Na série “Allo Allo!”, quando assediado de perto por mulheres dominadoras e bastante decididas, René François Artois saltava o seu grito de Ipiranga antes de se atirar de cabeça: “My dicky ticker!” – que é, como quem diz, “espero que o coração aguente”. Em “A Mecânica do Coração”, livro de Mathias Malzieu, há também um coração que recebeu um autocolante onde se lê “frágil, manusear com cuidado”.

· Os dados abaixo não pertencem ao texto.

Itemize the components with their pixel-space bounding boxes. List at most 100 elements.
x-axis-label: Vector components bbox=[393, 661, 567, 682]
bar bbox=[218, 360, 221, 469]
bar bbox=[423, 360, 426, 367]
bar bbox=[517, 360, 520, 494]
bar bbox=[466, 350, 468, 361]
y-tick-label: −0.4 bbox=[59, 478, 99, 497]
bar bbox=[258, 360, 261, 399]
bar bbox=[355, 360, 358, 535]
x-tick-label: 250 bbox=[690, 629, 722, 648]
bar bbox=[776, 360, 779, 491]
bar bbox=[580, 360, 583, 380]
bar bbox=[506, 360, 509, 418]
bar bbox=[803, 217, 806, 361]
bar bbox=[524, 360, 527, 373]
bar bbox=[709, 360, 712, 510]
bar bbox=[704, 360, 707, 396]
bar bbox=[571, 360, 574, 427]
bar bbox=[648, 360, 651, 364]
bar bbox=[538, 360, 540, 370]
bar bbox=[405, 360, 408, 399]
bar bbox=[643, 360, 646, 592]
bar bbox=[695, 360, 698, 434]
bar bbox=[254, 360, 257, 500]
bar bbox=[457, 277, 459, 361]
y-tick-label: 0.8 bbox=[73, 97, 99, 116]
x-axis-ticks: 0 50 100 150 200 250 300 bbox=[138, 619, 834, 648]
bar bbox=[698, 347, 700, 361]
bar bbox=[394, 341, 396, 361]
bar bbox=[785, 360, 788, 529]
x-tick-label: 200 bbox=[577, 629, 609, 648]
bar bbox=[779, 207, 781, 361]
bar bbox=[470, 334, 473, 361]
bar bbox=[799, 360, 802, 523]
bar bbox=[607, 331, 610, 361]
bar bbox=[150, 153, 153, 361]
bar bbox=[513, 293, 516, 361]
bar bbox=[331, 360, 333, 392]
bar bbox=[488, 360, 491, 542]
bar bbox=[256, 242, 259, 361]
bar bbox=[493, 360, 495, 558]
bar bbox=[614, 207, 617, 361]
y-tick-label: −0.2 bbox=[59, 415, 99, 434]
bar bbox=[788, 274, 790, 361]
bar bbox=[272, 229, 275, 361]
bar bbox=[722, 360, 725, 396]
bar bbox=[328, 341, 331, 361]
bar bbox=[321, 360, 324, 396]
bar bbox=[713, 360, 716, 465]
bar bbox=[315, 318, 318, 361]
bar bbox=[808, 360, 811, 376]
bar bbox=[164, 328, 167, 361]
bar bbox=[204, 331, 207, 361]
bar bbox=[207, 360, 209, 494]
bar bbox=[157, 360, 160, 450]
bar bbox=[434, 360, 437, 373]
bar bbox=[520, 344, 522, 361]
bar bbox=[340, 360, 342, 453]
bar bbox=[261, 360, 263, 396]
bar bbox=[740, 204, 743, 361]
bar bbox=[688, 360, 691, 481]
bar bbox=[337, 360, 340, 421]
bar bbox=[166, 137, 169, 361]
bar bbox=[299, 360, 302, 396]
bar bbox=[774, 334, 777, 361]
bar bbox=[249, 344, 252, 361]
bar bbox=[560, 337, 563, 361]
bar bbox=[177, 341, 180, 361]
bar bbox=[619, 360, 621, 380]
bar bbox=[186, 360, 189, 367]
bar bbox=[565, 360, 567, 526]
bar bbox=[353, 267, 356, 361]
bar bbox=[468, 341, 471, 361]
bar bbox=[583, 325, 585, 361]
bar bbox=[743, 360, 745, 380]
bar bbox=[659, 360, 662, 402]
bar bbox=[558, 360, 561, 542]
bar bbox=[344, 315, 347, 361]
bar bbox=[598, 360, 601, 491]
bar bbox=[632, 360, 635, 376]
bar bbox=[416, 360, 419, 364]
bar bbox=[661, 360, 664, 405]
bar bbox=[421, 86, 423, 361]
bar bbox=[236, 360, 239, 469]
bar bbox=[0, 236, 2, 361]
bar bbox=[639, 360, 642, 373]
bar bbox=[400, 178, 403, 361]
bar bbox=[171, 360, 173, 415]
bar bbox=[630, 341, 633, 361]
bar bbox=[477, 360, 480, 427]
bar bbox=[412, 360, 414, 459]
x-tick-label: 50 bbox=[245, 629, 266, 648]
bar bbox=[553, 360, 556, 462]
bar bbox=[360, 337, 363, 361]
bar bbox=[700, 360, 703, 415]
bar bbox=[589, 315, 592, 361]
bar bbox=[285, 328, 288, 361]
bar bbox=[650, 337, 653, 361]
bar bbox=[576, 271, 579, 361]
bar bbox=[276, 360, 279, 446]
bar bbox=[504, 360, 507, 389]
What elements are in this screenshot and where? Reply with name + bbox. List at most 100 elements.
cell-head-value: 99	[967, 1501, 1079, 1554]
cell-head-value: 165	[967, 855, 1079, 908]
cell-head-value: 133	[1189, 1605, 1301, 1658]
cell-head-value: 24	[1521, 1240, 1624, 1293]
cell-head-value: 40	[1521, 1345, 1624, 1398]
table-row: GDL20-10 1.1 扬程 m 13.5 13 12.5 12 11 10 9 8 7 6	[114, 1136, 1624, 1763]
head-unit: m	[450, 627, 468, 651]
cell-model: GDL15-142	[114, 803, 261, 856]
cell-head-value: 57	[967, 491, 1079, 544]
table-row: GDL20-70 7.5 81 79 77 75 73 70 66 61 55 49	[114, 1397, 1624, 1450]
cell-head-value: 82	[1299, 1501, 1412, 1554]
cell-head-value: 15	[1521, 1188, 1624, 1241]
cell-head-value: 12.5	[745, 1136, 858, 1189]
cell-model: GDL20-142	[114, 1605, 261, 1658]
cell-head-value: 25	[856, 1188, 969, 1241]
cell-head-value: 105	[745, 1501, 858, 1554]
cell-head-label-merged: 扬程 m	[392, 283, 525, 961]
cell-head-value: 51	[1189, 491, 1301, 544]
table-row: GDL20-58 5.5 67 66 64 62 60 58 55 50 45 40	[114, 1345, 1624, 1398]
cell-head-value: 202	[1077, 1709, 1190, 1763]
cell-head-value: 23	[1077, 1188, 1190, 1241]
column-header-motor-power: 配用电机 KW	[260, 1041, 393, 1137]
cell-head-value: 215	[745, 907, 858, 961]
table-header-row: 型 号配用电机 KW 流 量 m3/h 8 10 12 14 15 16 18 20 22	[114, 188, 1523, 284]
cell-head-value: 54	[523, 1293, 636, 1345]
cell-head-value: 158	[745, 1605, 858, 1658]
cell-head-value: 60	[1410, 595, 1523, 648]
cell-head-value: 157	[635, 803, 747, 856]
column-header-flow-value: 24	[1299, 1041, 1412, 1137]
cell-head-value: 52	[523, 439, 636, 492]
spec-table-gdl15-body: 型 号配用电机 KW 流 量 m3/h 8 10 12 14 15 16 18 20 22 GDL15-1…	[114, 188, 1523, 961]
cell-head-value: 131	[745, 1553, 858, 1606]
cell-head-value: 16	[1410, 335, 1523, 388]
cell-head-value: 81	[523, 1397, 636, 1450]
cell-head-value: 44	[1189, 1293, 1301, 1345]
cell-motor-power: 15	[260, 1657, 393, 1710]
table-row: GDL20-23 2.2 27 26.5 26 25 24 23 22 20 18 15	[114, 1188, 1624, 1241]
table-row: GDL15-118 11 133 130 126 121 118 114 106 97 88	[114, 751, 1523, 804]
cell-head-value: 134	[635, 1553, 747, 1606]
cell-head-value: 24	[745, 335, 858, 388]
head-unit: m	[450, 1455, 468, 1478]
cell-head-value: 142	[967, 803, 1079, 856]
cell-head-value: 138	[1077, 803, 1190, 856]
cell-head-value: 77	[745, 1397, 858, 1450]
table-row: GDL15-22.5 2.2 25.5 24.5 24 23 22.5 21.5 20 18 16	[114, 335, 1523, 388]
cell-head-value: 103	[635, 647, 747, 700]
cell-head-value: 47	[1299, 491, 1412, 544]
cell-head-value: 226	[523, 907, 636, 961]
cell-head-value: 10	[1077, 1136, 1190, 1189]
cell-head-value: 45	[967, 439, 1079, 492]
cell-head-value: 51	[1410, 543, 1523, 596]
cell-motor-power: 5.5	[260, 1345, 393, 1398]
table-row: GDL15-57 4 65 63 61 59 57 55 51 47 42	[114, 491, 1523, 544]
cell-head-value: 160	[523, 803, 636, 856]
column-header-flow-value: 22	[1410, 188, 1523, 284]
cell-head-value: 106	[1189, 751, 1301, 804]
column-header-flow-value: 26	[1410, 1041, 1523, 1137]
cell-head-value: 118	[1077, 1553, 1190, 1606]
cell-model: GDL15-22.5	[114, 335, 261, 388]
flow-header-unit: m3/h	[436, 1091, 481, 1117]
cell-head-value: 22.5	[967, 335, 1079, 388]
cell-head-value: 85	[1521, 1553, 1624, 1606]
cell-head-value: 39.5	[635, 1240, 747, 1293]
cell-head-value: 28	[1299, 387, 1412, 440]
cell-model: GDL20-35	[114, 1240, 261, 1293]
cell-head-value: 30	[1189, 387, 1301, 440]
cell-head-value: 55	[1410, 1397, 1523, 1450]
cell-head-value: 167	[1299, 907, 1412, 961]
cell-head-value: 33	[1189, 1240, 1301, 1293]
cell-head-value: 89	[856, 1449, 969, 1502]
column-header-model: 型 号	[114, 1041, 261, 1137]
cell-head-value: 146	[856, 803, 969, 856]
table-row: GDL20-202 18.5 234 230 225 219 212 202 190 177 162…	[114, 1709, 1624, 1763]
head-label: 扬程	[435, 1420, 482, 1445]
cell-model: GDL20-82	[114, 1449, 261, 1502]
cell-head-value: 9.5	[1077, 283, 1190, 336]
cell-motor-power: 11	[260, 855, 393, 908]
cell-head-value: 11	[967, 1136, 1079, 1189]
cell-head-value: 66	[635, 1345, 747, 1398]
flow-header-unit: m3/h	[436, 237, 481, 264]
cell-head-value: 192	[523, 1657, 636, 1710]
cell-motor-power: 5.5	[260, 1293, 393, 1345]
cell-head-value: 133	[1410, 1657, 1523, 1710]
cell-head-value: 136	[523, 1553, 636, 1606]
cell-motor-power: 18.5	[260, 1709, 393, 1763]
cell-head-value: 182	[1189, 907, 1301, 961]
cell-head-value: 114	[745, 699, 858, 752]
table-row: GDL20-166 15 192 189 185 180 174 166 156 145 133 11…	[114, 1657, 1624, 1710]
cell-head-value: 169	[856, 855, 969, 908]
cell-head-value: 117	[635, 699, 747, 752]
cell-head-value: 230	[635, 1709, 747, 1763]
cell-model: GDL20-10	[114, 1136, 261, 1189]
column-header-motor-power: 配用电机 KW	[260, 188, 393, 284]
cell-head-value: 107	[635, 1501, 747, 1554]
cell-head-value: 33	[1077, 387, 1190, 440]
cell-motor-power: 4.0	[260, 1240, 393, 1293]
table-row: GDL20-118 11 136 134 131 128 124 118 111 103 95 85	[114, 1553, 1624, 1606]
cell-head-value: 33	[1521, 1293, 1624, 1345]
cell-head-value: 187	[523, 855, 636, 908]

Jack nasce no ano de 1874, na cidade de Edimburgo, com o coração congelado. Com uma arte superior situada entre o espírito de relojoeiro e a precisão de um cirurgião, a Dra. Madeleine consegue salvar-lhe a vida instalando-lhe um relógio de madeira no peito para ajudar o coração a funcionar. Há apenas um senão: terá de se proteger das sobrecargas emocionais, deixando de lado a raiva e, sobretudo, o amor. A vida, porém, é cheia de surpresas. Quando Jack sai pela primeira vez e dá de caras (e ouvidos) com uma pequena cantora, o cuco que habita dentro de si manifesta-se perante a primeira e arrebatadora visão do amor. Disposto a arriscar que o tempo – ou o coração – pare, Jack empreende uma viagem até à Andaluzia para se entregar a um amor onde tudo está em aberto.

"A Mecânica do Coração"

Numa prosa que se lê como poesia, Mathias Malziey apresenta o amor pintado com as cores da fábula e do imaginário, revelando tudo aquilo que o move e destrói. Caso Tim Burton ande à procura de mais um livro para adaptar ao Cinema, não precisa de procurar mais. Há aqui matéria para um novo “Eduardo Mãos de Tesoura”.